香り:グラスに注いだ瞬間から立ち上がるオーキーで華やかなアロマ。熟した林檎を思わせる果実香、バニラ、ビスケット、淡い古酒感も纏っている。時間経過で蜜っぽい甘さが強くなり、花束を思わせる植物感の混じった甘い香りへ。

味:とろりとした口当たり、林檎のコンポート、黄桃、薄めた蜂蜜の甘み、微かにナッツ。干草や麦芽を思わせるフレーバーも感じられるが、時間経過でコクのある甘みが強くなってくる。
余韻はドライでウッディ、華やかなオーク香が鼻腔に抜け、林檎や洋梨を思わせる果実香が長く続く。

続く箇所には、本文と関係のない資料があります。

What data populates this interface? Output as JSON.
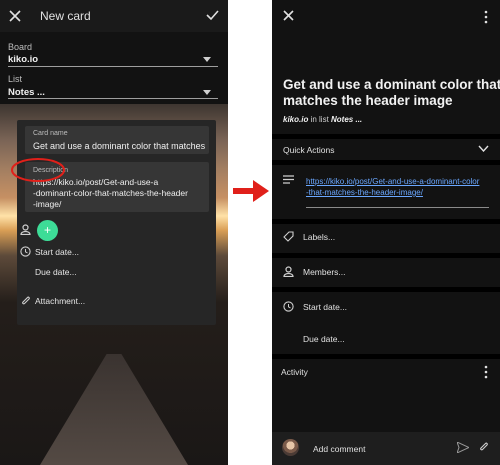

華やかなオーク香と熟成感のあるウイスキー。樽由来の香味、ボディ感、全体のバランスが良く、負担なく飲み進められる完成度の高さが魅力。
少量加水すると最初はドライなニュアンスが落ち着き香味も開いてバランスが良くなるように感じるが、時間経過ですぐ水っぽくなってしまう。ストレートで時間をかけ、じっくりと楽しみたい。


ウェッジウッド社の代名詞とも言える、美しいウェッジウッドブルーのジャスパーウェアにボトリングされた、グレンフィディックのプレミアムグレード。付属するネックタグに蒸留所名等仕様が書かれているのですが、今回のものは取れてしまっていて、知らない人が見たら中身が何かはわかりませんね。 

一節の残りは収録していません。